Hashimoto Sho, Shiraishi Jun, Yanagiuchi Takashi, Hyogo Masayuki, Sawada Takahisa, Kohno Yoshio
Department of Cardiology, Kyoto First Red Cross Hospital, Honmachi, Higashiyama-ku, Kyoto, 605-0981, Japan.
Cardiovasc Interv Ther. 2016 Oct;31(4):321-8. doi: 10.1007/s12928-015-0361-1. Epub 2015 Oct 7.

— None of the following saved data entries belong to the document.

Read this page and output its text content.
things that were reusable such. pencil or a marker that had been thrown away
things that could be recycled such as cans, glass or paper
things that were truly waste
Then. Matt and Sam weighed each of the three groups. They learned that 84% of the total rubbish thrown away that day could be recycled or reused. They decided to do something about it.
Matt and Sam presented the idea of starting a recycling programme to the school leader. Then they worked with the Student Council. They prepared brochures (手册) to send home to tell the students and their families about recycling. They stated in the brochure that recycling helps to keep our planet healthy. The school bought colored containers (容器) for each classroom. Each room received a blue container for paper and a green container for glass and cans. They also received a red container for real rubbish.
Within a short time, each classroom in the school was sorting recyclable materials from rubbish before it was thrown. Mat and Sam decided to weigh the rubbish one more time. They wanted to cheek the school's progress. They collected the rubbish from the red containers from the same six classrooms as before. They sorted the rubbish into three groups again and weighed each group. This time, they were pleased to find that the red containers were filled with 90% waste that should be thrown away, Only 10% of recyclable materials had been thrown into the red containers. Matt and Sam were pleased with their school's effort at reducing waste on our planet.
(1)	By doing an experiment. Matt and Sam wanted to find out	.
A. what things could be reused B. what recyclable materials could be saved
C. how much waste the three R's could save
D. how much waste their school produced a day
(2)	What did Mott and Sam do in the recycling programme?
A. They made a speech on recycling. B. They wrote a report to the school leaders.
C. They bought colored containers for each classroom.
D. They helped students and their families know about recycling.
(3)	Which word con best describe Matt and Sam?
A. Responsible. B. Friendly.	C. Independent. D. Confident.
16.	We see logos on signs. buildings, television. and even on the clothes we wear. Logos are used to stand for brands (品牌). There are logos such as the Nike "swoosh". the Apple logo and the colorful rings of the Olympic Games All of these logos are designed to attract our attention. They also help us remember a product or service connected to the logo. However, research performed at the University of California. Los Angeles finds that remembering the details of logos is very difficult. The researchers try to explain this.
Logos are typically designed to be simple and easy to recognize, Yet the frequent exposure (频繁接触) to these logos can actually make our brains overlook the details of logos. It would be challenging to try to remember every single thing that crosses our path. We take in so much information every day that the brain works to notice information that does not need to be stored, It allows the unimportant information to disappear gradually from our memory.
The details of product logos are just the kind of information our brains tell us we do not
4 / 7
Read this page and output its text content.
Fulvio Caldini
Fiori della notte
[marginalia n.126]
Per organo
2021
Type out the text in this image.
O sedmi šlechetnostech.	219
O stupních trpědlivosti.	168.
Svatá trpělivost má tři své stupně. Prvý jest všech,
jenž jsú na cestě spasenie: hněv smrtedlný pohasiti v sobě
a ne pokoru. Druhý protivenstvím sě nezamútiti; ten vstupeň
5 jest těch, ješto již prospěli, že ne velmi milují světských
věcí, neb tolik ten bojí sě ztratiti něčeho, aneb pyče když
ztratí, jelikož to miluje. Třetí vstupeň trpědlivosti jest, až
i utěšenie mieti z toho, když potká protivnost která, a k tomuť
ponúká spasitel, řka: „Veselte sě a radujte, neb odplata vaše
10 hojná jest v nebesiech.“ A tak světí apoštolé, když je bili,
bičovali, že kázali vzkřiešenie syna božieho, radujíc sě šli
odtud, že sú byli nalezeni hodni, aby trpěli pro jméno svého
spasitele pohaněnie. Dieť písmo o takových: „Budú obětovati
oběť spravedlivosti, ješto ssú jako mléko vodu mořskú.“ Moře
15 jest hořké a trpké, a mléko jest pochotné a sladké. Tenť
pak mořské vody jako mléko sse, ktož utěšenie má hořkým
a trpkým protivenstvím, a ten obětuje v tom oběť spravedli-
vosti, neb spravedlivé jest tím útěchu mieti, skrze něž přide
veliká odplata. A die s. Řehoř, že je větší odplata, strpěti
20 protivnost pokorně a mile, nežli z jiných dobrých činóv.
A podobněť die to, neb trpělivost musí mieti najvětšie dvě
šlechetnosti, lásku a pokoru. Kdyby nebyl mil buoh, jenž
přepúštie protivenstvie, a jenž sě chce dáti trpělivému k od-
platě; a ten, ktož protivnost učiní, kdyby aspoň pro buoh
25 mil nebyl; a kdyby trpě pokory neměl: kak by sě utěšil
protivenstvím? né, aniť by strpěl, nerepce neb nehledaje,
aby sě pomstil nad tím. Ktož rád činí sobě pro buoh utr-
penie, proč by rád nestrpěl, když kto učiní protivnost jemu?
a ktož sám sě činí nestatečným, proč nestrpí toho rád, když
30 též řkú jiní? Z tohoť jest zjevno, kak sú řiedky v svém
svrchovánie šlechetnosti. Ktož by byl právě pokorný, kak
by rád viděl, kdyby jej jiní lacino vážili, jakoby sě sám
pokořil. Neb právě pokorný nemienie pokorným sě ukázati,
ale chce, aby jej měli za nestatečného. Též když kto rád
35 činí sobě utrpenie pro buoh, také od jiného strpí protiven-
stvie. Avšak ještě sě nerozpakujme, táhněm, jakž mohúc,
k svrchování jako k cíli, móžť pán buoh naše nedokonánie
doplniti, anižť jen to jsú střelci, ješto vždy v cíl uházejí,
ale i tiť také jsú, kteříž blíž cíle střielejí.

A 55-year-old woman with symptoms of heart failure appeared to have ischemic cardiomyopathy complicated with 3-vessel chronic total occlusion (CTO), severely deteriorated left ventricular (LV) function, and large LV thrombus. Because of high risk of surgical thrombectomy in addition to coronary artery bypass grafting surgery, we first confirmed significant reduction of LV thrombus and performed percutaneous coronary intervention against the 3-vessel CTO under preceding anticoagulation therapy with warfarin, aspirin, and clopidogrel. By means of antegrade/retrograde approach, we successfully implanted everolimus-eluting stents one by one, leading to complete revascularization, dramatically improved LV function, and disappearance of LV thrombus without post-procedural embolism.